ASSESS YOUR TRUE RISK OF BREAST CANCER; by Patricia T. Kelly; Henry Holt & Co.; 253 pages, $15

November 13, 2000|SHARI ROAN

American women fear breast cancer. But surveys show they don't always do everything they can to minimize their risk of dying from it. This book by medical geneticist Patricia Kelly is an outstanding attempt to alter these conflicting forces.

Kelly provides one of the most understandable and comprehensive explanations I've seen on why most women need not be afraid of the disease. She does this while encouraging prevention strategies such as regular mammograms after age 40 and breast self-exams. As she notes: "Most women are uncertain about what their breast cancer risk actually is, which parts of the constantly changing information they can trust, and what to do about an increased risk."

The bulk of this book explains why most women will never have breast cancer and should go a long way toward alleviating unfounded fears.

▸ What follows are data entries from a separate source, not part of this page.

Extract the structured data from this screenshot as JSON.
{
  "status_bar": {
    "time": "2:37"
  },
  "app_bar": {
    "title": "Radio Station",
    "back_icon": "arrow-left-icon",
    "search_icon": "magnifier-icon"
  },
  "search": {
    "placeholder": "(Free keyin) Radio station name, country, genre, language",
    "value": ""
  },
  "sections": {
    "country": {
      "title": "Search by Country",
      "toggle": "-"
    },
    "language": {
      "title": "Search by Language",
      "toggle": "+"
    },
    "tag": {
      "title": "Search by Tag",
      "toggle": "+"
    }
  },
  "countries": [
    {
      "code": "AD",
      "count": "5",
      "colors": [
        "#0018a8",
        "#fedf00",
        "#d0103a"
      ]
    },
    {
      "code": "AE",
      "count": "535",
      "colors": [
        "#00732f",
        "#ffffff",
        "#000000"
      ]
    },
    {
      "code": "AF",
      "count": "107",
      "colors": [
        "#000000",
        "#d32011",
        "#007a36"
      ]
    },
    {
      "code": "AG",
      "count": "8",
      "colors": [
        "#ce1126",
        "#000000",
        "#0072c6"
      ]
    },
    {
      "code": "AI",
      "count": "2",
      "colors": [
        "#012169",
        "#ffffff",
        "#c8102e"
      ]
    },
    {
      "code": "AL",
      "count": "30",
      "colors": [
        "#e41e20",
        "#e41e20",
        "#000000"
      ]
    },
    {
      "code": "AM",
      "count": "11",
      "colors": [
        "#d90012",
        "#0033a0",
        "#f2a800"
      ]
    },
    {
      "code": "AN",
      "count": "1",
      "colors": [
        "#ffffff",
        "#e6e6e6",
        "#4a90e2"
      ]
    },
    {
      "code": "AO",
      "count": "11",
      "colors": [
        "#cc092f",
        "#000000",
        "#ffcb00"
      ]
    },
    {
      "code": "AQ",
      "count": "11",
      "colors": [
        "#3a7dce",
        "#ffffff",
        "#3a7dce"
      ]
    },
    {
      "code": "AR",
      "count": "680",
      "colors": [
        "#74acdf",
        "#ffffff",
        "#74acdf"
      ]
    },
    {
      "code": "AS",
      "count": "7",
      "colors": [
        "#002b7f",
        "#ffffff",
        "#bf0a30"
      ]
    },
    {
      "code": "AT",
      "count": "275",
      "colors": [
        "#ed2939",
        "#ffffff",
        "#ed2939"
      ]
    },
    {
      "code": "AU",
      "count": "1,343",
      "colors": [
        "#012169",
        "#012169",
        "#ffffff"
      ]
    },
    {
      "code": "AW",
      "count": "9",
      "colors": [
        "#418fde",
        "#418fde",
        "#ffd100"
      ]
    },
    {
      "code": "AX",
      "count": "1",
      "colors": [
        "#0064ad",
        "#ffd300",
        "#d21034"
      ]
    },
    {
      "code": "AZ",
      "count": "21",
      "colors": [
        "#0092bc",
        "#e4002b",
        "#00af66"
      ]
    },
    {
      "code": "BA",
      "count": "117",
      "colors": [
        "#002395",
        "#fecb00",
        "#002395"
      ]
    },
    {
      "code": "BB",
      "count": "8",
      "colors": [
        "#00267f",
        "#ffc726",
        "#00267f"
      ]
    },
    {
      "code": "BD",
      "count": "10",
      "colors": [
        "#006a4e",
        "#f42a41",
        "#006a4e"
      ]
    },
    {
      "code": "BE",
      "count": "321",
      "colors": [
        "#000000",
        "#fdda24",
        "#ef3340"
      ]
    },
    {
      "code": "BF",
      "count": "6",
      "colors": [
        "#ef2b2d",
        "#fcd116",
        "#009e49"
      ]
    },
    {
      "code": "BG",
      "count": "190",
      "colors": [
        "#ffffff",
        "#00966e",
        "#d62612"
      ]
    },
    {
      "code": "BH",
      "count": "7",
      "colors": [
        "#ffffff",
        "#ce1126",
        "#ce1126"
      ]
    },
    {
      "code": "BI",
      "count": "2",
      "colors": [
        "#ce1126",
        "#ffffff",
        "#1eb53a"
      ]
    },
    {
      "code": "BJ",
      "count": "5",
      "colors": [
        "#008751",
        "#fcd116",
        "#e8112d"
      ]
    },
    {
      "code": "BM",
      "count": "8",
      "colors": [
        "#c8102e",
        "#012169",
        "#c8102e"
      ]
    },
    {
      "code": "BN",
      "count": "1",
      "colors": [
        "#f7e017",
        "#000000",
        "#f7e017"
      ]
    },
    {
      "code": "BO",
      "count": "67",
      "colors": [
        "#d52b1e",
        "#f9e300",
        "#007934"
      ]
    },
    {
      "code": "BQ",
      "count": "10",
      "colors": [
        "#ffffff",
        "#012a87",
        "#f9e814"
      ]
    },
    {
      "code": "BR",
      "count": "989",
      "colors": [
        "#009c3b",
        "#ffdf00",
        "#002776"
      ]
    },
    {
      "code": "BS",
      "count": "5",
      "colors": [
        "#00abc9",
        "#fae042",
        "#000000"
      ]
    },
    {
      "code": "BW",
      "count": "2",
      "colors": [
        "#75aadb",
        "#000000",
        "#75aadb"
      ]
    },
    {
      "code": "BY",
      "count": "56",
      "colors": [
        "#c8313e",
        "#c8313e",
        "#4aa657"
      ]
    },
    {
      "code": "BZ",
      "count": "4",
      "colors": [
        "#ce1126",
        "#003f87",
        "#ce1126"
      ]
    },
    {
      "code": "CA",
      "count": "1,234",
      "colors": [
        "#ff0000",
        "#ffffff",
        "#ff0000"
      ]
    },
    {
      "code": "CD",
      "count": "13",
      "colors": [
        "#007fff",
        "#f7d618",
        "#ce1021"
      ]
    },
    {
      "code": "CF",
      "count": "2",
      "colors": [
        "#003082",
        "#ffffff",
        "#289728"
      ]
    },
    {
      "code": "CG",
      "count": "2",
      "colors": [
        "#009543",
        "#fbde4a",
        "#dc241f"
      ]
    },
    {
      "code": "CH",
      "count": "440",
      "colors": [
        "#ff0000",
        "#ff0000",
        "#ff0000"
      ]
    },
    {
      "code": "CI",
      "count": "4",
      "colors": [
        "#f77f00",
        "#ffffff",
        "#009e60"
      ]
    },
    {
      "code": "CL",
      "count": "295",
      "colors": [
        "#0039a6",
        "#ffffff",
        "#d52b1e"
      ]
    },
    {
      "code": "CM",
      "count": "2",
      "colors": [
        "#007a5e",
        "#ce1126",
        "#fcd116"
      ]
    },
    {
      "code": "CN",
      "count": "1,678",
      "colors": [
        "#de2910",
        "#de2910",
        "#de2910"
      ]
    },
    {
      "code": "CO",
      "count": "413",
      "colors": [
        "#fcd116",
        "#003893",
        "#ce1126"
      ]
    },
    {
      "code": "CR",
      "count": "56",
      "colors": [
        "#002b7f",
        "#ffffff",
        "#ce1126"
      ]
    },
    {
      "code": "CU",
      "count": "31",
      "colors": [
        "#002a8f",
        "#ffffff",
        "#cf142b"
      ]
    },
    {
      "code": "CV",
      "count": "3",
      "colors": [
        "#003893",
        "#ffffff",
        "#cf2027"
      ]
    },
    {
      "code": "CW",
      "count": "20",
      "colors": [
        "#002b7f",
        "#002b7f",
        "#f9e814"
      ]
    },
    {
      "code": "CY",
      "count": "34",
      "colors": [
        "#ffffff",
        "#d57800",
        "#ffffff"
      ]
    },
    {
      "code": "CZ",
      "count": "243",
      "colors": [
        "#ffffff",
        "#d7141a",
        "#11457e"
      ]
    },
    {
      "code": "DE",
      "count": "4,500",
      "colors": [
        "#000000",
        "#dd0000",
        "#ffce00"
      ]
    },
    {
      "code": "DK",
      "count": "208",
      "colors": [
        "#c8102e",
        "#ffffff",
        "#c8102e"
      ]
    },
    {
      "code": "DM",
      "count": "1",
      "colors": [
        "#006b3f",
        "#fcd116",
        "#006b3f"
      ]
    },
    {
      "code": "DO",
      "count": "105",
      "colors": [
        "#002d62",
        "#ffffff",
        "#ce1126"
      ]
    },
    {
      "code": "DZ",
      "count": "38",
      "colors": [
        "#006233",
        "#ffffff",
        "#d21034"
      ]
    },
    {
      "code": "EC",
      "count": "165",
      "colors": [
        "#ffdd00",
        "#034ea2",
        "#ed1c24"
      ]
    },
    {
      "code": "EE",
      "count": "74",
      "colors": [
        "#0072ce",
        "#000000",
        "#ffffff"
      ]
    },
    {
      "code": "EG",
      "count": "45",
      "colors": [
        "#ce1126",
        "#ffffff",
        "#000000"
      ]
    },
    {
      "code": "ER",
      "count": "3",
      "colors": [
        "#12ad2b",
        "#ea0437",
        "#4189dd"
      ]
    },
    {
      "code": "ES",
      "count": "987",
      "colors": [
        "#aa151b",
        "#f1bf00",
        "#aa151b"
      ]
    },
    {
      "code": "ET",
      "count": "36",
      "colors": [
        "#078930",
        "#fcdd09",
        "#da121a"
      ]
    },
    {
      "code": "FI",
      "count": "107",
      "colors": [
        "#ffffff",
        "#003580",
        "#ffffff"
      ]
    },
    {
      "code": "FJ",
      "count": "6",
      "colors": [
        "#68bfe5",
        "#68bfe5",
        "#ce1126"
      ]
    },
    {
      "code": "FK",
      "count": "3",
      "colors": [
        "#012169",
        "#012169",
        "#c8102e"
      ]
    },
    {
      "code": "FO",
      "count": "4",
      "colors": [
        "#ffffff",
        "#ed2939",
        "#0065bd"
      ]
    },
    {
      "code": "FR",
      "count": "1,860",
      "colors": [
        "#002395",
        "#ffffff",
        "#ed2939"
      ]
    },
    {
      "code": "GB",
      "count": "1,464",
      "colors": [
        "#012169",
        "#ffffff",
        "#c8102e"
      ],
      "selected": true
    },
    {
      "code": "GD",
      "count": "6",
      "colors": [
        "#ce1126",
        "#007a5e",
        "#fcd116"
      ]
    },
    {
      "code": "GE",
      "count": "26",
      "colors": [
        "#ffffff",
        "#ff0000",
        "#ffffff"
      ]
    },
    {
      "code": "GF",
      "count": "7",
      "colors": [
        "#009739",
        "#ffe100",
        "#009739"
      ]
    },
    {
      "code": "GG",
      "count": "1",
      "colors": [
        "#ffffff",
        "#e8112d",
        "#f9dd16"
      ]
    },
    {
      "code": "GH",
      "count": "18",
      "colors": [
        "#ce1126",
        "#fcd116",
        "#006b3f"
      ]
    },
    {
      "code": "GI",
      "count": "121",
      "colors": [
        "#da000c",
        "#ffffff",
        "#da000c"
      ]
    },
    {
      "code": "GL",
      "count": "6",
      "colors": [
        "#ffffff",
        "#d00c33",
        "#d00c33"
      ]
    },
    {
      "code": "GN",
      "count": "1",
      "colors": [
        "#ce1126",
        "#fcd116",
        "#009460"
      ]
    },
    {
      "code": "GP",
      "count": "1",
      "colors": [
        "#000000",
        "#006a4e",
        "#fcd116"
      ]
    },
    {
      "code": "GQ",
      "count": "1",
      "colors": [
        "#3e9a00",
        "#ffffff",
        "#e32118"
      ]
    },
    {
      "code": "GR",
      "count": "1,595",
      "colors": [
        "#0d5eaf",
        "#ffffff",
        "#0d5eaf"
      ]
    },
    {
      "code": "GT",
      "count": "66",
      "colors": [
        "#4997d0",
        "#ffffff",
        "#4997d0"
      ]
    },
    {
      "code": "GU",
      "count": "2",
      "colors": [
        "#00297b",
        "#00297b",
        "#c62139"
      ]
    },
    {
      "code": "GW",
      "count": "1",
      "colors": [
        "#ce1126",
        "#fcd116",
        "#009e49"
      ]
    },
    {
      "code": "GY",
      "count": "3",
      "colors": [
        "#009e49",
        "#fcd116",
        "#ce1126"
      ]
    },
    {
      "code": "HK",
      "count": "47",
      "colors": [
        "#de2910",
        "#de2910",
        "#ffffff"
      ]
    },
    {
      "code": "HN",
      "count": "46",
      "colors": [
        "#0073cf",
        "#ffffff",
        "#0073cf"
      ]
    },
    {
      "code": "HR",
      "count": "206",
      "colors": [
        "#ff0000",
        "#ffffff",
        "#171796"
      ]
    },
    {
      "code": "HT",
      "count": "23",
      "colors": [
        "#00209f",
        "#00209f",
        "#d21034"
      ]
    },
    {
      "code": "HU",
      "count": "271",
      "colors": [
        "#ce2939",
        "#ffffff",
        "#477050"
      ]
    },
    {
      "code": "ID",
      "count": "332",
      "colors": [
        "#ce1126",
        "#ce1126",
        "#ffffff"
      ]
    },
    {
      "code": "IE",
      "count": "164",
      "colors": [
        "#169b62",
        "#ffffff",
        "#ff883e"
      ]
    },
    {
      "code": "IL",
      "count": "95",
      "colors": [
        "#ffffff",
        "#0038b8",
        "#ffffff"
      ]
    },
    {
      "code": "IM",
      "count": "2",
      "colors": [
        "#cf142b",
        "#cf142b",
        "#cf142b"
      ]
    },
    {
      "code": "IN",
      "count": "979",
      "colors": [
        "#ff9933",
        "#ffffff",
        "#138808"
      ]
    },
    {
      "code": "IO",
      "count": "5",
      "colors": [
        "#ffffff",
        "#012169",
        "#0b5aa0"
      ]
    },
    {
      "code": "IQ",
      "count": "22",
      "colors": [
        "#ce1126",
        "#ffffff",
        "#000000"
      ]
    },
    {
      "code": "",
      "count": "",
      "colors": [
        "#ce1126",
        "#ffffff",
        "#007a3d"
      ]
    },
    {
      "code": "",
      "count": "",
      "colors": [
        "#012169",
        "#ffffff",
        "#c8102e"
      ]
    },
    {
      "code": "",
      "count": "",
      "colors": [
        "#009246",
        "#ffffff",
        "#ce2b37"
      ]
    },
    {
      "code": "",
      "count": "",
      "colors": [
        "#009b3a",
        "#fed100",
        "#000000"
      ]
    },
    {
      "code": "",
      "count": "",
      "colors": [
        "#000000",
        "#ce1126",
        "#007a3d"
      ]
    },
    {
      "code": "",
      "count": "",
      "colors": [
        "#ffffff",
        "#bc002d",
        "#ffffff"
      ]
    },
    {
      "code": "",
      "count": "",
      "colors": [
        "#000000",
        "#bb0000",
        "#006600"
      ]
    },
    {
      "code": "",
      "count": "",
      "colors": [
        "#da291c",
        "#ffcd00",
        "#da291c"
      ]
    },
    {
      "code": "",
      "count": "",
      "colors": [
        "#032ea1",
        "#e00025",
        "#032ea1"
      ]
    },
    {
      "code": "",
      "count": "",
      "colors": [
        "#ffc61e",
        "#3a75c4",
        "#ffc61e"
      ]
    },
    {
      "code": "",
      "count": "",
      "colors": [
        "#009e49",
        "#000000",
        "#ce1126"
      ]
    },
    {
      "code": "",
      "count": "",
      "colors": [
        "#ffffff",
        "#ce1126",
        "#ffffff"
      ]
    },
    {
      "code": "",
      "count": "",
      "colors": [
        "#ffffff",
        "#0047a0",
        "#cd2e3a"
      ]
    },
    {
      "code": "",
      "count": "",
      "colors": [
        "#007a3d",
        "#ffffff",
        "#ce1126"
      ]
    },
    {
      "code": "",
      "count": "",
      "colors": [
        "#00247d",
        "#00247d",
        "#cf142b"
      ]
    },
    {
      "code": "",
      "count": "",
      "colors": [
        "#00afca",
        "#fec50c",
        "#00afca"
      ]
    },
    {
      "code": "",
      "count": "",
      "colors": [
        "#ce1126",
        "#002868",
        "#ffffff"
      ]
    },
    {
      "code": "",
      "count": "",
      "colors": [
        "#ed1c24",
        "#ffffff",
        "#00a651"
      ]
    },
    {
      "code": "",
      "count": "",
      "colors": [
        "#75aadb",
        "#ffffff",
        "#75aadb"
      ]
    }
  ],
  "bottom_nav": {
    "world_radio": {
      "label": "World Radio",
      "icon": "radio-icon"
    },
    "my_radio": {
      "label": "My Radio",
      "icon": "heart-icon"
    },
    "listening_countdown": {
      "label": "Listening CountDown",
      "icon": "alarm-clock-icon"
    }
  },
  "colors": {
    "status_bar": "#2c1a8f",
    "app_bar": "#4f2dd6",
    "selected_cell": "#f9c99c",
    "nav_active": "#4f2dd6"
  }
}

In particular, it puts into context the statistics and "facts" on breast cancer that are pervasive in the media and even in some doctors' offices. For example, in reviewing the concept that one in nine women will develop breast cancer, Kelly shows that a woman's risk of the disease is just 2% to age 50, 6% from 50 to 70, and 3% from 70 to 85. She also provides valuable insight on the increased breast cancer risk of women with a mother or sister with breast cancer. As Kelly patiently explains, most of these women will never develop breast cancer, either. Their risk to age 69 is 16%.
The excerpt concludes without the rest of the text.